In contrast, the mock-epic is a poetic form which uses the epic structure but on a miniature scale, and has a subject that is trivial and unimportant. The purpose of the mock-epic or mock-heroic poem is satirical. In fact, a mock-heroic poem is not a satire on poetry itself, but the target of the attack may be a person or an institution or the whole society. Though, the subject of such a poem is trivial or unimportant, the treatment of such subject is heroic or epic and such exaggeration of the trivial naturally arouses laughter.

The grand style with which Milton applied the genre of epic to the intricacies of the Christian faith is evident of its heights. Pope, in a seemingly lofty manner of great epics, wants to expose the life of the nobility of his time. He does not want to mock the form of epic rather his aim is to mock his society in its very failure to rise to epic standards. He exposes the meanness of his age’s nobility by contrasting it with the bravery and noble height of traditional noble heroes. He makes his purpose clear in the beginning of the mock epic:

What dire offense from amorous causes springs,
What mighty contests rise from trivial things,
I sing …slight is the subject, but not so the praise,
If she inspire, and he approve my lays.

Where Milton used blank verse to suit his grand task, Alexander Pope has used heroic couplet to “trivialize the grandeur”. He has purposely involved such content that is trivial to suit his goals in writing a mock epic. His scope is purposefully narrow as well as his style purposefully light-hearted. Pope declares that his poem will treat “amorous causes” and “mighty contests,” the usual subjects of epic poetry. His characters are no gods or of great sizes. He creates a world of miniatures whether it is in the form of degradation of human character or the aerials that aid Belinda. The subject of the poem is the Baron’s love for Belinda’s icon (her hair). Therefore, the poem’s “mighty contests” arise from the theft of Belinda’s hair, and not from the revolt of Satan in Heavens, his defeat or “man’s first disobedience”.

Say what strange motive, goddess! could compel
A well-bred lord to assault a gentle belle?
O say what stranger cause, yet unexplored,
Could make a gentle belle reject a lord?

Pope has presented the careless and casual response of aristocracy in matters of life; he presents a society where high ups are busy in pursuit of their own goals though trivial and vain. The society on display in this poem is one that fails to distinguish between things that matter and things that do not. What they care about is their own personal life, card games, pomp, vanity and a life that is matchless to the ordinary and the common. He makes fun of their stupid deeds. He considers it serious that a woman’s hair is cut but by the nobility because she has rejected a lord and such crimes are frivolities and funs of life! There is a war! Alexander Pope exposes moral values prevalent in nobility by use of irony:

In tasks so bold, can little men engage?
And in soft bosoms dwells such mighty rage?

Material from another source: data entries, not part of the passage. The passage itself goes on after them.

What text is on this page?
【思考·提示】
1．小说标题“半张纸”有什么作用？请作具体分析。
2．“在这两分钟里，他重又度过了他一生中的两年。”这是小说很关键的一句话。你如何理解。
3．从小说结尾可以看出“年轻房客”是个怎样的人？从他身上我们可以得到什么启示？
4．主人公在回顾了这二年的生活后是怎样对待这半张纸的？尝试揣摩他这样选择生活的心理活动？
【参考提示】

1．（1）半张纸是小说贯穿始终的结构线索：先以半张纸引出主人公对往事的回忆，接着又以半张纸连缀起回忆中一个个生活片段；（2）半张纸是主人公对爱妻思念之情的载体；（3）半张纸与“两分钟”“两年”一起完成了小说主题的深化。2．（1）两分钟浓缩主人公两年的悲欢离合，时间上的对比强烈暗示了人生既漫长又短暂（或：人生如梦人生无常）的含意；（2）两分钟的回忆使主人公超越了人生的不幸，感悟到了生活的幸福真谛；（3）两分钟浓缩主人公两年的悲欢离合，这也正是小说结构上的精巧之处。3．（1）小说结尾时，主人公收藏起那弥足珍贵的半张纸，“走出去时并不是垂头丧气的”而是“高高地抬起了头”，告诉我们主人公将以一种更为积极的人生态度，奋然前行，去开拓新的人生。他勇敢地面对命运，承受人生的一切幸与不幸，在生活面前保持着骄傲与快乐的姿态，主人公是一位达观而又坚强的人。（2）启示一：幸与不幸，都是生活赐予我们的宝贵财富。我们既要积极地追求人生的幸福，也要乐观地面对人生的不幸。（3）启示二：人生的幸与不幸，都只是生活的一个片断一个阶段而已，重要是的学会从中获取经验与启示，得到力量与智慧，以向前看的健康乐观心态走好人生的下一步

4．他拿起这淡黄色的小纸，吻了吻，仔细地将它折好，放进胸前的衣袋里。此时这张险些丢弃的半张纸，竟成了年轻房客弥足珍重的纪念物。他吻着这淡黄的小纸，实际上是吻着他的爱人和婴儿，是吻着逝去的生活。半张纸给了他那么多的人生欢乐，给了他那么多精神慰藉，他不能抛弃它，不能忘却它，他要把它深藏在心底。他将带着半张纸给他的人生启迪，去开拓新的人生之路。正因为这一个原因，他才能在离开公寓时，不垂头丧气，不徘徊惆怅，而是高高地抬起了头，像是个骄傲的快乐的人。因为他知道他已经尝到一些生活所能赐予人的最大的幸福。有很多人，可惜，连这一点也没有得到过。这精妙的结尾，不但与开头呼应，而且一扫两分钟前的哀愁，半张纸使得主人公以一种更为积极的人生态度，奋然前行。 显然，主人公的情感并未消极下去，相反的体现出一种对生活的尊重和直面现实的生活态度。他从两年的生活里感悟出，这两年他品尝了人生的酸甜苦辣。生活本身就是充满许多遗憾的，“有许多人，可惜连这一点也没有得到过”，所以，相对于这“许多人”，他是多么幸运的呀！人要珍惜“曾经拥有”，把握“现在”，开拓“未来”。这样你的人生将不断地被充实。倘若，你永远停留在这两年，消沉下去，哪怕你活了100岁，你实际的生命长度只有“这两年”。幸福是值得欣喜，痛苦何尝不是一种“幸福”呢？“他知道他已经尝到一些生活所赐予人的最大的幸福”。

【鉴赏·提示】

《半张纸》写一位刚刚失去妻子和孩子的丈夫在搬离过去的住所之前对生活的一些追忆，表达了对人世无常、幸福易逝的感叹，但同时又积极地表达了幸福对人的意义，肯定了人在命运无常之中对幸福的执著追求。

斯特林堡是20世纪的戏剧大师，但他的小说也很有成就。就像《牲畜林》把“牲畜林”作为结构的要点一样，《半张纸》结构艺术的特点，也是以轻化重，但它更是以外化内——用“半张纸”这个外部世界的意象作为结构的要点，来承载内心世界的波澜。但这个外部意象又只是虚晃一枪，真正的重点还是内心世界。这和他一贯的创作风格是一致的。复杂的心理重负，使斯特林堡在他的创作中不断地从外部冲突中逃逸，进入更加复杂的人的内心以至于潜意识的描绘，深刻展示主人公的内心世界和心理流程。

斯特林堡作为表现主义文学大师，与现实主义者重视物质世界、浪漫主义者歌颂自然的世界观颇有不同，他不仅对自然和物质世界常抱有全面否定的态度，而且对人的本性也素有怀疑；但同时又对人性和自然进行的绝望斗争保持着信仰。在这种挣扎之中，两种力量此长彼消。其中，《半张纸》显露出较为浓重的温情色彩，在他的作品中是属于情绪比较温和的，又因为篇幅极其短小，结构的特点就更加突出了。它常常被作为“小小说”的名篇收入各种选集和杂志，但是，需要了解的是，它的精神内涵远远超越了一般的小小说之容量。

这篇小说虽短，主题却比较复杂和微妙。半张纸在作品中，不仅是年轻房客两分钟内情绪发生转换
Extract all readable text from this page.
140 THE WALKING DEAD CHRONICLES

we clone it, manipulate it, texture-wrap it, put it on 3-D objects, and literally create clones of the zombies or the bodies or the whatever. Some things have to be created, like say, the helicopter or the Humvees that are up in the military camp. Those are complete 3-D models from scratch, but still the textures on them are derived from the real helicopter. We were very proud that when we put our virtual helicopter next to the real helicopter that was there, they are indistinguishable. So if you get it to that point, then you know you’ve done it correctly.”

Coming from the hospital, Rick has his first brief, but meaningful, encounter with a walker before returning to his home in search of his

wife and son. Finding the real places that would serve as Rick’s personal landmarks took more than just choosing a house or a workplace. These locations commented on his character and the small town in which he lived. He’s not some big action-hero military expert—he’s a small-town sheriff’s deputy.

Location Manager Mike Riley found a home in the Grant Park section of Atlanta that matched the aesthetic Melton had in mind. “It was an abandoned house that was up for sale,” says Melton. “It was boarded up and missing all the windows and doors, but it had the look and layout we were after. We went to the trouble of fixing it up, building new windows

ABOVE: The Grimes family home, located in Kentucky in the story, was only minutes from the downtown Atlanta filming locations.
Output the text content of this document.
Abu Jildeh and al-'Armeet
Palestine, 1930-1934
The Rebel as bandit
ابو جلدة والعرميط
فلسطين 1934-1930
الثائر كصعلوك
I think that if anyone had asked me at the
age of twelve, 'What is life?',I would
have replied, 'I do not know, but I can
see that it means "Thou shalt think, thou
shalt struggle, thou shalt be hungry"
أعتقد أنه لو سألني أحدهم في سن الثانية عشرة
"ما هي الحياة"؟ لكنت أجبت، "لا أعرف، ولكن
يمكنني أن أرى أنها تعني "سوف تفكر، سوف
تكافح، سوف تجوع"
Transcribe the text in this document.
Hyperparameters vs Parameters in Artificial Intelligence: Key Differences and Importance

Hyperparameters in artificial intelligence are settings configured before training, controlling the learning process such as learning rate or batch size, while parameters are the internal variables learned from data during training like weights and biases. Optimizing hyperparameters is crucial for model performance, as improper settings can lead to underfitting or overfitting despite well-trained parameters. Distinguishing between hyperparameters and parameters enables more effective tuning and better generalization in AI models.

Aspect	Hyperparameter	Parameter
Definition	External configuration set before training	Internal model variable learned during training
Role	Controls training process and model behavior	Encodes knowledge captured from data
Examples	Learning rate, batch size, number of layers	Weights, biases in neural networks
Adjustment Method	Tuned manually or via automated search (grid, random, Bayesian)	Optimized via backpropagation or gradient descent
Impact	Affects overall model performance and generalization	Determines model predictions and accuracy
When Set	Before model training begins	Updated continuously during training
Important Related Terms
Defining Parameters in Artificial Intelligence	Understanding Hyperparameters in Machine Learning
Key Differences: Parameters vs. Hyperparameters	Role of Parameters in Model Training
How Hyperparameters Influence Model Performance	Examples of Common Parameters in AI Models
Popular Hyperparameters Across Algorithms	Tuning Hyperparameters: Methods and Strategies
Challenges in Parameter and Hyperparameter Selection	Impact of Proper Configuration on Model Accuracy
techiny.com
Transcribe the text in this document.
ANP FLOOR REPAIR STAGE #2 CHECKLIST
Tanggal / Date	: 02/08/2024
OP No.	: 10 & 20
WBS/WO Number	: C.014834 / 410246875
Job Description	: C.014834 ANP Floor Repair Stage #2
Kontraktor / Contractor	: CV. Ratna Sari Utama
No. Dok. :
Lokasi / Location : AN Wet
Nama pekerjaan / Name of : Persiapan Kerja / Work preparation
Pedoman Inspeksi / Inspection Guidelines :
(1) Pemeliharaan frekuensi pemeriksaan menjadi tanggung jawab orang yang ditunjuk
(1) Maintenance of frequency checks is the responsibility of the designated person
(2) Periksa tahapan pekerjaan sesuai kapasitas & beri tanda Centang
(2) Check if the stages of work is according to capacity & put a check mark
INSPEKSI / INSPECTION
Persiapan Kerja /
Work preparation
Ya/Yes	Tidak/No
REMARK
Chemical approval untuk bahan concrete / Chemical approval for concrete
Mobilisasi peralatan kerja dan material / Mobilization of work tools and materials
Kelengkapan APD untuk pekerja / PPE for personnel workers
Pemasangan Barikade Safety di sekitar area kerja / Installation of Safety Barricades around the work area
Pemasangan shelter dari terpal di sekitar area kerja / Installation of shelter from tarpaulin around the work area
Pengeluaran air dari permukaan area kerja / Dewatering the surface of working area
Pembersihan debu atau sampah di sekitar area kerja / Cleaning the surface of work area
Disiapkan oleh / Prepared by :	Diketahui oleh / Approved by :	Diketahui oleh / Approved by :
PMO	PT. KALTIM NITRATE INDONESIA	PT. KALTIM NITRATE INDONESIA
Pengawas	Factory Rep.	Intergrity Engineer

Pope has made fun of women and their unthinking minds which are concerned for their beauty aids alone. He presents Belinda like an epic heroin. The stakes in this mock-heroic epic are Belinda’s maidenhood. Pope does not invoke a heavenly muse like Milton rather Ariel reads of bad omens: “Beware of all, but most beware of Man!” Belinda’s performance of her toilette, assisted by Betty, her “inferior priestess”, is described as the arming of the epic hero: “Now awful Beauty put on all its arms” and then poet describes the various creams and perfumes on Belinda’s vanity invests them with a value and exoticism they don’t deserve: “Unnumbered treasures,” “glittering spoil,” “India’s glowing gems,” and “all Arabia breathes from yonder box”. The “Fairest of Mortals” has “unnumbered Spirits round” flying as guards:

To Fifty chosen Sylphs, of special Note,
We trust th’ important Charge, the Petticoat.

Like great epic poems, we find aerial creatures in this poem too. While numberless fallen angels are at hand for Satan to build a meeting place of gold; there are unnumbered sylphs which help Bellinda protect her chastity. They are punished if they are careless:

Whatever spirit, careless of his Charge,
His Post neglects, or leaves the Fair at large,
Shall feel sharp Vengeance soon o’ertake his Sins,
Be stopt in Vials, or transfixt with Pins.